"Terdakwa (Dodi) sebagai penyambung lidah atau makelar dari pemilik tanah untuk menjualkan tanah," kata Jaksa Penuntut Umum (JPU) Kejari Kabupaten Mojokerto, Ari Budiarti kepada wartawan di Pengadilan Negeri (PN) Mojokerto, Selasa (16/7/2024).
Dodi menjadi makelar tanah milik Mayuni Sofyan Hadi di Desa Sadartengah, Mojoanyar, Mojokerto. Yaitu tanah seluas 1.488 meter persegi dan 1.484 meter persegi. Oknum PNS asal Perumahan Japan Raya, Desa Japan, Sooko, Mojokerto ini akhirnya menemukan pembeli.
Yaitu Trimudi (48), warga Desa Anggaswangi, Sukodono, Sidoarjo. Tri berencana membeli 2 bidang tanah tersebut untuk dijual kembali dalam bentuk kavlingan. Dodi pun menunjukkan fotocopy sertifikat kedua bidang tanah tersebut kepada Tri.
"Setelah mengecek lokasi tanah, terdakwa dan korban menyepakati harga 2 bidang tanah tersebut Rp 500 juta," jelas Ari.
Dari sini lah, Dodi melancarkan aksi tipu-tipunya. Menurut Ari, oknum PNS Pemkab Jombang ini meminta uang muka kepada korban Rp 100 juta. Padahal, pemilik tanah menghendaki pembayaran kontan tanpa uang muka.
"Saat pembeli ingin bertemu langsung pemilik tanah, dihalangi terdakwa dengan alasan pemilik tanah sedang merawat istrinya yang sakit," terangnya.

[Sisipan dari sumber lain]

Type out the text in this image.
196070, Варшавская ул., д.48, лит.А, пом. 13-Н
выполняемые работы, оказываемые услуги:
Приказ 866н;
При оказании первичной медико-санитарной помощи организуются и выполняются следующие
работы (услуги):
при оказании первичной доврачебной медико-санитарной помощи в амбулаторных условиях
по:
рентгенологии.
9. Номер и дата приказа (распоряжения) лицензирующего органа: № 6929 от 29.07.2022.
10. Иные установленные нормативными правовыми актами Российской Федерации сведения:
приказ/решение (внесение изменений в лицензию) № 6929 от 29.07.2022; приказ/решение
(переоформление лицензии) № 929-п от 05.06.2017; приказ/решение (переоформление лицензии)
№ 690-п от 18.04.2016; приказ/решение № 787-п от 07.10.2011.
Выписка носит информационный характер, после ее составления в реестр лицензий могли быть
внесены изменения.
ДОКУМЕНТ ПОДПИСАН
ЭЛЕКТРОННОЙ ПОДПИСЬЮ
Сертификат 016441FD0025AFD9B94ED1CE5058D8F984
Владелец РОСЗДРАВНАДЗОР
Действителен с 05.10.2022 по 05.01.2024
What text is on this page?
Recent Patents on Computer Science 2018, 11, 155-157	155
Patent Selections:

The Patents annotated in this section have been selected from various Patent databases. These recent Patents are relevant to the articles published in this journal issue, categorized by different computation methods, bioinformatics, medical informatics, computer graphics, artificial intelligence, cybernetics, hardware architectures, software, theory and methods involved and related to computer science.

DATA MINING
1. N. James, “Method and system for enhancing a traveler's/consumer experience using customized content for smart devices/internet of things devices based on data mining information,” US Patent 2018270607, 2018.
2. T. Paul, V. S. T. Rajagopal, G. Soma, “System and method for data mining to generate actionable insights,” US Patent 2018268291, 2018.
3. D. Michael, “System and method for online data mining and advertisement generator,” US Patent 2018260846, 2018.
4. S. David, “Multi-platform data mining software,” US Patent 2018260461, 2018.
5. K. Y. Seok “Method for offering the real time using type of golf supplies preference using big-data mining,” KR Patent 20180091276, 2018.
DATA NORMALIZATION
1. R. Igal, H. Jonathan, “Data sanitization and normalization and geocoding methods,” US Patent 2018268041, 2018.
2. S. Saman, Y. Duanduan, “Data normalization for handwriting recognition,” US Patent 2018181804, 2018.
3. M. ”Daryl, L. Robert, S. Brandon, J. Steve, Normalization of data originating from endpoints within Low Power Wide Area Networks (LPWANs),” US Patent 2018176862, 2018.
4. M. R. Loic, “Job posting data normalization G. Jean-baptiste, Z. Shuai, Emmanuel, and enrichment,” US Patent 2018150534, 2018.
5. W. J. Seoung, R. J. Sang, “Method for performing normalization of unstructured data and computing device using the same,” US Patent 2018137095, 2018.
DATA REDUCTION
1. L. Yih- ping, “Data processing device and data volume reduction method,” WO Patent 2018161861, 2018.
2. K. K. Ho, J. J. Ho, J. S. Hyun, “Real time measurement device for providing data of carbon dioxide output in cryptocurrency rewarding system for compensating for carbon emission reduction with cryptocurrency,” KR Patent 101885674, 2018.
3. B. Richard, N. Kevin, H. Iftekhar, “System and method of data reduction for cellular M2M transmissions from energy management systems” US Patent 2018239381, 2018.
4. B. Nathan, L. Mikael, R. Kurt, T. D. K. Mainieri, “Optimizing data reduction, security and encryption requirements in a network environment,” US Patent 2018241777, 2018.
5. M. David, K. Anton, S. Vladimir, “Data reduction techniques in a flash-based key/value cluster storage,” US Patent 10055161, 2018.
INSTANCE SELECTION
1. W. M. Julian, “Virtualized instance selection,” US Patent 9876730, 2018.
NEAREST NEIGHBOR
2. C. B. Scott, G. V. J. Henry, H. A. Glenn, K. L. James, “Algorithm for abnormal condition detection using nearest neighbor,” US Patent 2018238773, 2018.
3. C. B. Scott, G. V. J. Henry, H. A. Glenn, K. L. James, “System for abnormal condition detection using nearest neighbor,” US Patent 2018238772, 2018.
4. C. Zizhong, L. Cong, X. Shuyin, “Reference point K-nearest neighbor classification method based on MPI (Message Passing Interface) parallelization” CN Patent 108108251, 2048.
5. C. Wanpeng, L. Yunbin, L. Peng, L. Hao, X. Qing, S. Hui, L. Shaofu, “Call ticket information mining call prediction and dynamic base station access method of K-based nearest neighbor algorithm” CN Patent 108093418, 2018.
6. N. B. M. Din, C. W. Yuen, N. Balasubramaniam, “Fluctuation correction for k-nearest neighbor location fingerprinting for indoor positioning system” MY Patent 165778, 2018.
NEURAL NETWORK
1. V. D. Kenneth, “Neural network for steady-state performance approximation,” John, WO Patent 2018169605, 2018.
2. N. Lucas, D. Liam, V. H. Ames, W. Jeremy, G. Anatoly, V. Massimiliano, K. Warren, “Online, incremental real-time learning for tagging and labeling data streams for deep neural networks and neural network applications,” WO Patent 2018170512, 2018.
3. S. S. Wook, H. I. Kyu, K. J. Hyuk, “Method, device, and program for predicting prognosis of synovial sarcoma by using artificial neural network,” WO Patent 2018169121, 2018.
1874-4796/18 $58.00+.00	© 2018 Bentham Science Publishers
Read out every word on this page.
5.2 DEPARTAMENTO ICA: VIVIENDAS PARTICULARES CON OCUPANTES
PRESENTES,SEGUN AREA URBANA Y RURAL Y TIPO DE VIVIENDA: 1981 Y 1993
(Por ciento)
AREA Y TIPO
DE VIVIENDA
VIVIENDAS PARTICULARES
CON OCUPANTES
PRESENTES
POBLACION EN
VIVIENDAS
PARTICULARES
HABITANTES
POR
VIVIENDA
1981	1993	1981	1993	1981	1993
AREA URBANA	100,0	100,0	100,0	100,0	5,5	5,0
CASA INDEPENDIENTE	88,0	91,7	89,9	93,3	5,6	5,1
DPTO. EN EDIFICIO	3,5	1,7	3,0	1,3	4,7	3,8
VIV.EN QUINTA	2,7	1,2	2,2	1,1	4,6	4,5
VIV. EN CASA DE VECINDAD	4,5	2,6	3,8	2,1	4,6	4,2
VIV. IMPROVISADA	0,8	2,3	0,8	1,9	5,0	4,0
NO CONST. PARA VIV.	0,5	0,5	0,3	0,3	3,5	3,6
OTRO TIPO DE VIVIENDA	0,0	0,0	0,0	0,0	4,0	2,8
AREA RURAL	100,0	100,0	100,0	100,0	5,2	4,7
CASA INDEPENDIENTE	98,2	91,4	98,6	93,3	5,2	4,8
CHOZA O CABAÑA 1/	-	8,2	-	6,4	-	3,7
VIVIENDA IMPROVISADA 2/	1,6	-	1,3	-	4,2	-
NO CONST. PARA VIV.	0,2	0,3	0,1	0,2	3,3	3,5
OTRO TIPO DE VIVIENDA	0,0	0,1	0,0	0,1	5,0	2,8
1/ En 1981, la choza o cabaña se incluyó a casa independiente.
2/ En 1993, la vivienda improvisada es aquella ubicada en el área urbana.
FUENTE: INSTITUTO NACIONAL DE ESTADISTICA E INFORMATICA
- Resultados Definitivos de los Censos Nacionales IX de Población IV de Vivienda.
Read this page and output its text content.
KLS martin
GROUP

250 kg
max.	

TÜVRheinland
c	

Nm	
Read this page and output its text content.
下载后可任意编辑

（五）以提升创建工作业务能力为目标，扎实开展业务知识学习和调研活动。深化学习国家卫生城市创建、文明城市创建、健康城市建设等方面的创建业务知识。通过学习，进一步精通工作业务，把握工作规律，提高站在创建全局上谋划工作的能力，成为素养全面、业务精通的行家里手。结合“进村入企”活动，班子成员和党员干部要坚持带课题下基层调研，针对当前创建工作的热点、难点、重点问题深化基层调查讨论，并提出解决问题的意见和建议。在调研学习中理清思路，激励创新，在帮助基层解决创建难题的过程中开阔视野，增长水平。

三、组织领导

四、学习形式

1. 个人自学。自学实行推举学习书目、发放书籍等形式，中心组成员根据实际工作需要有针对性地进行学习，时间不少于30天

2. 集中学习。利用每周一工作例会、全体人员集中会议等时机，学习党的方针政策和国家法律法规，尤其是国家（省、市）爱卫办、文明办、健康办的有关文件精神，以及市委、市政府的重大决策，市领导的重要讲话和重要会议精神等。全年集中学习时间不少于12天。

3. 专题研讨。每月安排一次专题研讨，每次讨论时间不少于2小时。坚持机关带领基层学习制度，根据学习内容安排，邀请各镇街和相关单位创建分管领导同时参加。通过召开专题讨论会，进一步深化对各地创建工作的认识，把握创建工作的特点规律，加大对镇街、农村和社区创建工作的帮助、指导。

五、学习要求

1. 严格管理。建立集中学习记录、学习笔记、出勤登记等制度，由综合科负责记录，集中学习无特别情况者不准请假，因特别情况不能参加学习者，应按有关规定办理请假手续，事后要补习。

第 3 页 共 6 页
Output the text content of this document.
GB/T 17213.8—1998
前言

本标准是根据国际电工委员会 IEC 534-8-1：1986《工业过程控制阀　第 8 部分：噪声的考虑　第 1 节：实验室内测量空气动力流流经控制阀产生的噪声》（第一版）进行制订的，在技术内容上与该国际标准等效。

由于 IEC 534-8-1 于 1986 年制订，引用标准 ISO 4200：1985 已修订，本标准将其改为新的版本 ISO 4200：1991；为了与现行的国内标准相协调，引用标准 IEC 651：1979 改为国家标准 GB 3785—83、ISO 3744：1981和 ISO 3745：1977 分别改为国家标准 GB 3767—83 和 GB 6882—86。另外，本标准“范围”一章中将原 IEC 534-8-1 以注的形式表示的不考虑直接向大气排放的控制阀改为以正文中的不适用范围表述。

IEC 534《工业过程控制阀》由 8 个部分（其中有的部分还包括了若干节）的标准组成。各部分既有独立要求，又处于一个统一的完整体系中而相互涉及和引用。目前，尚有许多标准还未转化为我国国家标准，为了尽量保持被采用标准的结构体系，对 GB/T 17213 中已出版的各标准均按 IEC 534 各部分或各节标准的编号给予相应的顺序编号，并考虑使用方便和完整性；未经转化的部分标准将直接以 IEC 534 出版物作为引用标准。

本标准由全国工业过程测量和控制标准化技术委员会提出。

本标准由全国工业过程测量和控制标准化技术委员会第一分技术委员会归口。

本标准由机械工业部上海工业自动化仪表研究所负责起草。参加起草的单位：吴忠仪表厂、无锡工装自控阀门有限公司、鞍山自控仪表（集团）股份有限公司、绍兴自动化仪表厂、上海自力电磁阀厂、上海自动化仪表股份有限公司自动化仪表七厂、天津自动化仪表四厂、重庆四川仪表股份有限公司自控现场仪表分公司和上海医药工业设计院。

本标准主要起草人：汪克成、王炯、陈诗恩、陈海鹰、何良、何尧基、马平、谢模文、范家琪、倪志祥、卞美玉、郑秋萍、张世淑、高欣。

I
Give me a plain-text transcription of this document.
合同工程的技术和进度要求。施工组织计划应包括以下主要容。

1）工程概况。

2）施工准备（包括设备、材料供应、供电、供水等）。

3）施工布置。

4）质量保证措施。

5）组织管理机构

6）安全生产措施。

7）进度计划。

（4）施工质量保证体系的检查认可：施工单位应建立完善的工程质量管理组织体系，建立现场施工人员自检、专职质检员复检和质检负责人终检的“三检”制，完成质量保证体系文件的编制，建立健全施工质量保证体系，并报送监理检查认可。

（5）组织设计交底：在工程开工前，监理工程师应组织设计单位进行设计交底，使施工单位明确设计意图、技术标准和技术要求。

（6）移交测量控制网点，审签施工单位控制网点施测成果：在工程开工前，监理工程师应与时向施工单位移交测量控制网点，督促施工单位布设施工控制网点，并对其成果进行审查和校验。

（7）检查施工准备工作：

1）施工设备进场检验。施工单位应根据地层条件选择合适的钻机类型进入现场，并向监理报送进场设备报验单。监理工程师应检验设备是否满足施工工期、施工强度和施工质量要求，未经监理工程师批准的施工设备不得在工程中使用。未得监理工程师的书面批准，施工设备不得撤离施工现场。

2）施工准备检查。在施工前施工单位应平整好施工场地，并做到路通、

Tanpa menaruh curiga, Tri mentransfer uang muka Rp 75 juta ke rekening Dodi pada November 2021. Selanjutnya, Dodi menyerahkan kuitansi palsu kepada korban seolah-olah uang muka sudah diterima Mayuni sang pemilik tanah.
"Duit itu tidak diserahkan kepada pemilik tanah, dia pakai sendiri. Kerugian korban Rp 75 juta," ungkap Ari.
Korban akhirnya melaporkan Dodi ke Polres Mojokerto karena enggan mengembalikan uangnya. Saat ini, kasusnya pada tahap persidangan di PN Mojokerto.
"Kami terapkan dakwaan alternatif pasal 378 atau 372 KUHP," ujar Ari.
Hanya saja, selama persidangan Dodi tidak ditahan. Padahal oknum PNS ini sempat ditahan pada tahap penyidikan. Ari menjelaskan, terdakwa mengalami serangan stroke hingga tak sadarkan diri di Lapas Kelas IIB Mojokerto sekitar 4 hari pasca tahap 2.
Menurut Ari, saat itu pihaknya melarikan Dodi ke RSUD Dr Wahidin Sudiro Husodo, Kota Mojokerto. Sehingga terdakwa sempat diopname sekitar 2 pekan. Setelahnya, pihaknya melakukan pembantaran atau penundaan penahanan sementara terhadap terdakwa karena alasan kesehatan.
"Karena sakit stroke, sehingga kami lakukan pembantaran. Saat ini masih dalam pengobatan," cetusnya.
Mulai hari ini, tambah Ari, majelis hakim memerintahkan agar Dodi menjadi tahanan kota. Terdakwa wajib lapor 2 kali sepekan sekaligus menghadiri setiap tahap persidangan. Saat ini, sidangnya pada tahap pemeriksaan para saksi.
"Karena terdakwa masih dalam pengobatan, hakim tadi memerintahkan menjadi tahanan kota mulai hari ini," tandas Ari.